Johann Wilhelm Ludwig Gleim's friendship gallery, built up from 1750, comprised 110 individual portraits towards the end of the century. At the end of the 1760s, in addition to friends and relatives, venerable contemporaries who were not personally known were also accepted. In his will, Gleim determined the preservation of the collection, which was to be expanded annually to include the portrait of a deserving German man. Philipp Erasmus Reich's friendship gallery is said to have included 42 individual portraits at its peak. Before the widow's departure in 1802, the collection was transferred to the University of Leipzig .

A quantitative and qualitative special form is the friendship gallery of the Munich publicist and publisher Johann Baptist Strobl , created from the 1780s onwards . It comprises 200 portraits of venerable Bavarian personalities made by a single artist, Joseph Georg Edlinger . Due to the large size and the ideological assignment of Strobl and the sitters, this friendship gallery is viewed by some art historians as the portrait gallery of the Bavarian Order of Illuminati .

Johann Caspar Lavater's theory of physiognomic ideas influenced the presentation from the 1770s. Outstanding committed artists in German-speaking countries were, in addition to Angelika Kaufmann, Heinrich Pfenninger and, in particular, Anton Graff .

The emergence of photography brought about the end of the lavish and costly friendship galleries.
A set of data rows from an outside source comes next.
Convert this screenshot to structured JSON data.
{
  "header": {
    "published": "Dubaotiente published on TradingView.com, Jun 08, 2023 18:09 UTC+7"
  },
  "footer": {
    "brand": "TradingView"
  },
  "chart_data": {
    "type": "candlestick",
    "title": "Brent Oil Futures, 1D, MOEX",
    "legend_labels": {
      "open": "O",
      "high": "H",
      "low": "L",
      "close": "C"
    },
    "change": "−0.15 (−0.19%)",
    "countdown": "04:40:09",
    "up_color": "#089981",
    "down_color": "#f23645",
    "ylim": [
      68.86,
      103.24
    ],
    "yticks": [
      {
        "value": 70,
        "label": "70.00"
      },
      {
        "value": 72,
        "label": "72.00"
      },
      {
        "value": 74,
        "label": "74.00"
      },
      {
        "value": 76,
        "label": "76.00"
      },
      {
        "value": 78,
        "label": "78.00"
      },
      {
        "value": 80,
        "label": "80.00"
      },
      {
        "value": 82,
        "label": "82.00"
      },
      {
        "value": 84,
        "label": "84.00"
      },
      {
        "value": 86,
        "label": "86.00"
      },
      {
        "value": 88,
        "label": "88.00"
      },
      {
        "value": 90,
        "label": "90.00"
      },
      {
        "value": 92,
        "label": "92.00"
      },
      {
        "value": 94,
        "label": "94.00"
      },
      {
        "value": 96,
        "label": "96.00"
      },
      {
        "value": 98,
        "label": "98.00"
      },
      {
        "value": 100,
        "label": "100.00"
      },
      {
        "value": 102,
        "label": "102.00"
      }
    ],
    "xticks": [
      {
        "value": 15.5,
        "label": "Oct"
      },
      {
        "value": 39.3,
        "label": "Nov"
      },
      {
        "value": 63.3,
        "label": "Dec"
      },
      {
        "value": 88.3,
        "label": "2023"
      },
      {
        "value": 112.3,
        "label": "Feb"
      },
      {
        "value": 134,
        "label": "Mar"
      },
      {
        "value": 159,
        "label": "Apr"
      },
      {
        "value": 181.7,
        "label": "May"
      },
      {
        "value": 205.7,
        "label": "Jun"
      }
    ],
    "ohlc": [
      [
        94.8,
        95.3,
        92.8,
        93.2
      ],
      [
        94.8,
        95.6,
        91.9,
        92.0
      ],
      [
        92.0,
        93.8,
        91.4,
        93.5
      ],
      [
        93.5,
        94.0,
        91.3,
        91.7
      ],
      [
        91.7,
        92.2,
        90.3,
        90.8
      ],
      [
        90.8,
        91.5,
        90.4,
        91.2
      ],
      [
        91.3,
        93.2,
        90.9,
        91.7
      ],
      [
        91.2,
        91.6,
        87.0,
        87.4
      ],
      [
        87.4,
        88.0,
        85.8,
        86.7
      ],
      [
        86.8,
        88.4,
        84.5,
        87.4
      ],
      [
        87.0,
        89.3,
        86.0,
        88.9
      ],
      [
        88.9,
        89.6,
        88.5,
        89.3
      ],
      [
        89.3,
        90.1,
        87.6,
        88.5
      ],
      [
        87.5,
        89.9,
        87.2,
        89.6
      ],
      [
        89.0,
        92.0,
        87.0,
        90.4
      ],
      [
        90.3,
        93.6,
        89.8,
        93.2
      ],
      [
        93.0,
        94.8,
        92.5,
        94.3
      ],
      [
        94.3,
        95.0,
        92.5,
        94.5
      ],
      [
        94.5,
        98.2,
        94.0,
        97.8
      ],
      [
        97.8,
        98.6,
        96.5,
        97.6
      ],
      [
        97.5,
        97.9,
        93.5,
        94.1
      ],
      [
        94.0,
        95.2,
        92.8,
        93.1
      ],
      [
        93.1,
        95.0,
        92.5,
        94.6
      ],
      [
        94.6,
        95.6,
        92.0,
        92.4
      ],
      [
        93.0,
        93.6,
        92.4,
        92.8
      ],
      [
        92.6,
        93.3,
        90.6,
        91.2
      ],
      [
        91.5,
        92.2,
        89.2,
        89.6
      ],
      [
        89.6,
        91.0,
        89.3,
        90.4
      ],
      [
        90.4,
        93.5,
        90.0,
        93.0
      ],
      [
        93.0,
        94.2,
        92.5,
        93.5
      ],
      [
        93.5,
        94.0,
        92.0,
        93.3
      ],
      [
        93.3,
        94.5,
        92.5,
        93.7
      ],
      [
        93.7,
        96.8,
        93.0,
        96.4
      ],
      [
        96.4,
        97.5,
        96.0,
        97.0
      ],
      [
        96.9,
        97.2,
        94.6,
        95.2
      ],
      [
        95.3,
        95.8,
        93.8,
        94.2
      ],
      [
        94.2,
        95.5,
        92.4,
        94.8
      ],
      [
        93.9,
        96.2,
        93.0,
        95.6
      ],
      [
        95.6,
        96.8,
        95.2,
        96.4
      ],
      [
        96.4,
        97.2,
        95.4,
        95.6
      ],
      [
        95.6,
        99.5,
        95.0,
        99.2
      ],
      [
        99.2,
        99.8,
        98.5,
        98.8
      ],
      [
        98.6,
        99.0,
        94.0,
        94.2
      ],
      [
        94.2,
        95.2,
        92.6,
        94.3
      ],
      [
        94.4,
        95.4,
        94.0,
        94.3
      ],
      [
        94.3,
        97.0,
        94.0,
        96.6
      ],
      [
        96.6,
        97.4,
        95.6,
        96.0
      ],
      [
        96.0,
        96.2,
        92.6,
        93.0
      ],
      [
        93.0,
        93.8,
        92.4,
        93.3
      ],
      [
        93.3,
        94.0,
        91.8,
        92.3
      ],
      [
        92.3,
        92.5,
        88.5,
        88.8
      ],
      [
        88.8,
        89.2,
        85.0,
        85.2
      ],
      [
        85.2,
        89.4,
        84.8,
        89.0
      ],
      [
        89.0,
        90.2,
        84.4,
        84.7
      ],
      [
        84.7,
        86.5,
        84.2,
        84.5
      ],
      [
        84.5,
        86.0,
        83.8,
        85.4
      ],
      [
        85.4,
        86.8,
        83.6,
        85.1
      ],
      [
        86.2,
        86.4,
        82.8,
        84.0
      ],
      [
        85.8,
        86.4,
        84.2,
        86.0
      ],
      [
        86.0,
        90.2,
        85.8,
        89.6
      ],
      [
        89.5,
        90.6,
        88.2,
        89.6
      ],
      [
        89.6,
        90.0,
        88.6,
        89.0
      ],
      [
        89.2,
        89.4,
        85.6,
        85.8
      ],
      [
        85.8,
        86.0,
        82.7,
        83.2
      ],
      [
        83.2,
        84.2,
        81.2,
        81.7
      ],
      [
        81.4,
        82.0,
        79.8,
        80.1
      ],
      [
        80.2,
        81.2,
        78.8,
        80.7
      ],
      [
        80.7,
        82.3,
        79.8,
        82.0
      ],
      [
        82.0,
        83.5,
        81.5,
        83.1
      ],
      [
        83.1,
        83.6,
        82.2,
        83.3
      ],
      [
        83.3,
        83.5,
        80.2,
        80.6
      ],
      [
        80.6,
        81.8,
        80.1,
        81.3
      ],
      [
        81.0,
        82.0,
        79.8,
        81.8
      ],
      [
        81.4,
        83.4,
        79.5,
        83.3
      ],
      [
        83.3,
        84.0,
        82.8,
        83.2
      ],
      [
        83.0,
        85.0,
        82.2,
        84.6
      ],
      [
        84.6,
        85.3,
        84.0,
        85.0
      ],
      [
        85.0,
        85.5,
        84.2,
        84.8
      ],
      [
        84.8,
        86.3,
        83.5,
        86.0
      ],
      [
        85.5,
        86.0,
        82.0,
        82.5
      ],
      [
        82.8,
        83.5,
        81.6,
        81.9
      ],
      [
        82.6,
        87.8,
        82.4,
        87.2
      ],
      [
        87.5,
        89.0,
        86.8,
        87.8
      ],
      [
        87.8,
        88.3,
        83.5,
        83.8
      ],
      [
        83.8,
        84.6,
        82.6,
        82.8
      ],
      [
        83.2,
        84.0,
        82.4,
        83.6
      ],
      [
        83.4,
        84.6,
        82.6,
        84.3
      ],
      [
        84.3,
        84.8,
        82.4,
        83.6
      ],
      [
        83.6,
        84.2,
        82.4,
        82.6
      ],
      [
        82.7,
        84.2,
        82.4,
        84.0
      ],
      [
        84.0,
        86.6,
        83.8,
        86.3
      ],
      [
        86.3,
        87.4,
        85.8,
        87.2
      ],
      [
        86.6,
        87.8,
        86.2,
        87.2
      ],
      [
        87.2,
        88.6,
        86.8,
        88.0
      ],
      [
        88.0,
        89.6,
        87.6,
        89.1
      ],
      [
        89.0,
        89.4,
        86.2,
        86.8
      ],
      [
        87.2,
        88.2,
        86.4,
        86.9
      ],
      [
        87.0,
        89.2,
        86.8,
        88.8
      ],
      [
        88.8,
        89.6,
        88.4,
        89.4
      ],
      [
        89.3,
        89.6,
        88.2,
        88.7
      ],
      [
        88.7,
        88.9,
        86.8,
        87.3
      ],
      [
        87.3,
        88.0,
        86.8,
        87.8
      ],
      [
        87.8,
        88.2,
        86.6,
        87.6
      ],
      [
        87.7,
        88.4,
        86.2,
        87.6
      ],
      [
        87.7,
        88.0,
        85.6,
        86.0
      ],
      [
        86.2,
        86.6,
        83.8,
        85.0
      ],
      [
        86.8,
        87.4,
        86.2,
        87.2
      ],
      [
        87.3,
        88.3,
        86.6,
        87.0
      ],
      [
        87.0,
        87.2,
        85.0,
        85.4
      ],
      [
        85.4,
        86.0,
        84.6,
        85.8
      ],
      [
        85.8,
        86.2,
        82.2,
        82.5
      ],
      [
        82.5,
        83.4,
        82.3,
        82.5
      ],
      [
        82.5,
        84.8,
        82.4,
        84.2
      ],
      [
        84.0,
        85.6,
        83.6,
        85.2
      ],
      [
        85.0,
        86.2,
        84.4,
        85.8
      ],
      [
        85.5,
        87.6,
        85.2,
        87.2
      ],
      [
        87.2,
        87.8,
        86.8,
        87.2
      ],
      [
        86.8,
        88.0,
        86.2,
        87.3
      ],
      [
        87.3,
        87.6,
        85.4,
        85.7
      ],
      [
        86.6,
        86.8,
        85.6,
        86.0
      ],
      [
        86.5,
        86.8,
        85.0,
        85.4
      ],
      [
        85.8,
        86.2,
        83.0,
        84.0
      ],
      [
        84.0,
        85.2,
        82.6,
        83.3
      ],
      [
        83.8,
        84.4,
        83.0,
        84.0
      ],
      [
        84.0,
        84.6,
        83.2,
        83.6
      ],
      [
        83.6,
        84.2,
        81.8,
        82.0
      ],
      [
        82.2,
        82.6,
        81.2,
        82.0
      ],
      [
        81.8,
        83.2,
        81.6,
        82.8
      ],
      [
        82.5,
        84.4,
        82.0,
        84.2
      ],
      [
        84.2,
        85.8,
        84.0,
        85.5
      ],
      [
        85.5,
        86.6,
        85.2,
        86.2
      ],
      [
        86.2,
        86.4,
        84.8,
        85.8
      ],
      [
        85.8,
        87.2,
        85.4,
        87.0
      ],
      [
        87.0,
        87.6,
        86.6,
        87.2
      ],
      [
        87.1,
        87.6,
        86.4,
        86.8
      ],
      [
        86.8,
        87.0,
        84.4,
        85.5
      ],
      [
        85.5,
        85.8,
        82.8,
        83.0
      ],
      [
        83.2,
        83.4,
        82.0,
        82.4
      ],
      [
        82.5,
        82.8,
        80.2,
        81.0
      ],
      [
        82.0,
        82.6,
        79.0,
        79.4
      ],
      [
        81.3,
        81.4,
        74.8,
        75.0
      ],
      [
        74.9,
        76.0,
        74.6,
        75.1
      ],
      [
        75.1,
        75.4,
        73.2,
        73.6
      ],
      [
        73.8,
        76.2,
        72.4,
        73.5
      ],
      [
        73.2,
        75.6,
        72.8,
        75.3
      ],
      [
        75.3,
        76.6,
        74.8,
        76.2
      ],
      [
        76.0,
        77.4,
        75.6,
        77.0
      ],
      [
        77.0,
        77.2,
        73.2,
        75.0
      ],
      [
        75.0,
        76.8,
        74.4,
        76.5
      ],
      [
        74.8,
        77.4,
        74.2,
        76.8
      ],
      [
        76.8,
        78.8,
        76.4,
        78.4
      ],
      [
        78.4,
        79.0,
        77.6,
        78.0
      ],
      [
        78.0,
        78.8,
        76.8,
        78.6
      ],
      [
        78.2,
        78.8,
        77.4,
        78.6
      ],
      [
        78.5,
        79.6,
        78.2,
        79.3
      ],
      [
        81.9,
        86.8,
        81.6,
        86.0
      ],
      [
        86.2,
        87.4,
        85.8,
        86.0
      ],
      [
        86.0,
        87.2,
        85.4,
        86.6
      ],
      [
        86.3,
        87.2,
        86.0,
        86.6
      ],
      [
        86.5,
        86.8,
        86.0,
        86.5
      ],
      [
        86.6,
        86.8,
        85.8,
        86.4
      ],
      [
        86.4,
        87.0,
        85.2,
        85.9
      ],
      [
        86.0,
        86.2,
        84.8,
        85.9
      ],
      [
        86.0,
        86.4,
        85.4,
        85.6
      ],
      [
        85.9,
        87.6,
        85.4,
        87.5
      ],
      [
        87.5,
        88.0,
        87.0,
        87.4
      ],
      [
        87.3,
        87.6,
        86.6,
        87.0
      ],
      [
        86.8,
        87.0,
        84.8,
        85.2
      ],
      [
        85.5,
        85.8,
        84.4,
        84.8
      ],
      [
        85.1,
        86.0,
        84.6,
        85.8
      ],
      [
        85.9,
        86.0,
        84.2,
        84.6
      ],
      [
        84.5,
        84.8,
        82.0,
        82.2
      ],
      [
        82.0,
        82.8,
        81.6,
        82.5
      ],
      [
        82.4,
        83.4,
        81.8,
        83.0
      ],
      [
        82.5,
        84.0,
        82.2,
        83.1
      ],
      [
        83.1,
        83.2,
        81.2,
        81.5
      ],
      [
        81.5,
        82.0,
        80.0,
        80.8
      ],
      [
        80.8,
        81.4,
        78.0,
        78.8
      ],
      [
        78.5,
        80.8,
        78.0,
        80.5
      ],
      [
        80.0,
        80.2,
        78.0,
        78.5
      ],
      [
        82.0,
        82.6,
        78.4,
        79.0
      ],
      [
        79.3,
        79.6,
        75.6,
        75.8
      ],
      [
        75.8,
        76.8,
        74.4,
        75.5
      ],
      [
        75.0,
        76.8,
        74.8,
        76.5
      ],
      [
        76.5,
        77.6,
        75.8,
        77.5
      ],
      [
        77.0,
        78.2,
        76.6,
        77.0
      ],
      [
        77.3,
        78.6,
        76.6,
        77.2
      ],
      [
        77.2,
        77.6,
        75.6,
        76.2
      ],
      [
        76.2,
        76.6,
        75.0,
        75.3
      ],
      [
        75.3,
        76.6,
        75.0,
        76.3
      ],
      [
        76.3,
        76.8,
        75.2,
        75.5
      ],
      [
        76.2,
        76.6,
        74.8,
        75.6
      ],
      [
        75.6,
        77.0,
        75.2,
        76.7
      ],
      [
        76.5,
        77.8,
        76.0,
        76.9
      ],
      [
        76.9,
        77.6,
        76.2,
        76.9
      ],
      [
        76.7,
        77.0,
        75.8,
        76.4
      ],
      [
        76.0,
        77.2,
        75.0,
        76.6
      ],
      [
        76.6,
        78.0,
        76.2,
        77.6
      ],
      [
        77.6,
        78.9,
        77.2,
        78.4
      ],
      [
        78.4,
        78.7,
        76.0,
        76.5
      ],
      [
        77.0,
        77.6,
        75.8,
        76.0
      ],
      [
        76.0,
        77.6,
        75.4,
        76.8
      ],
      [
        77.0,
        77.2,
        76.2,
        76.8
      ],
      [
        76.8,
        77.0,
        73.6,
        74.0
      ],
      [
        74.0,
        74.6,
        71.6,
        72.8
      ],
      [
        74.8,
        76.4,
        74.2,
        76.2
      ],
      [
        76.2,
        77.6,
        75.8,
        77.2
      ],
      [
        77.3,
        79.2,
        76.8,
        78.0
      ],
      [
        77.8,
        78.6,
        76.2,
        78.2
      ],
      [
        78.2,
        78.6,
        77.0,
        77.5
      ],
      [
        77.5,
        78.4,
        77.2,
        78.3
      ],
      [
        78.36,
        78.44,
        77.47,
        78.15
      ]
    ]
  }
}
Significant preserved friendship galleries

  • Gleim's friendship stamp in the Gleimhaus in Halberstadt .
  • The friendship gallery of the Leipzig publisher Philipp Erasmus Reich, which has been kept in the custody of the University of Leipzig since 1802 with 31 of probably 42 individual portraits .
  • Strobel's Iluminatengalerie is archived in various Bavarian museums.
  • The friendship gallery of the painter Friedrich Boser in Düsseldorf with 57 individual portraits from the years 1835–1845.

Web links

Individual evidence

  1. Gisold Lammed: daydreams, images in the light of the Enlightenment, Verlag der Kunst, Amsterdam, 1993, p 47th
  2. Gisold Lammed: Daydreams, Pictures in the Light of Enlightenment. Verlag der Kunst, Amsterdam 1993, p. 46 f.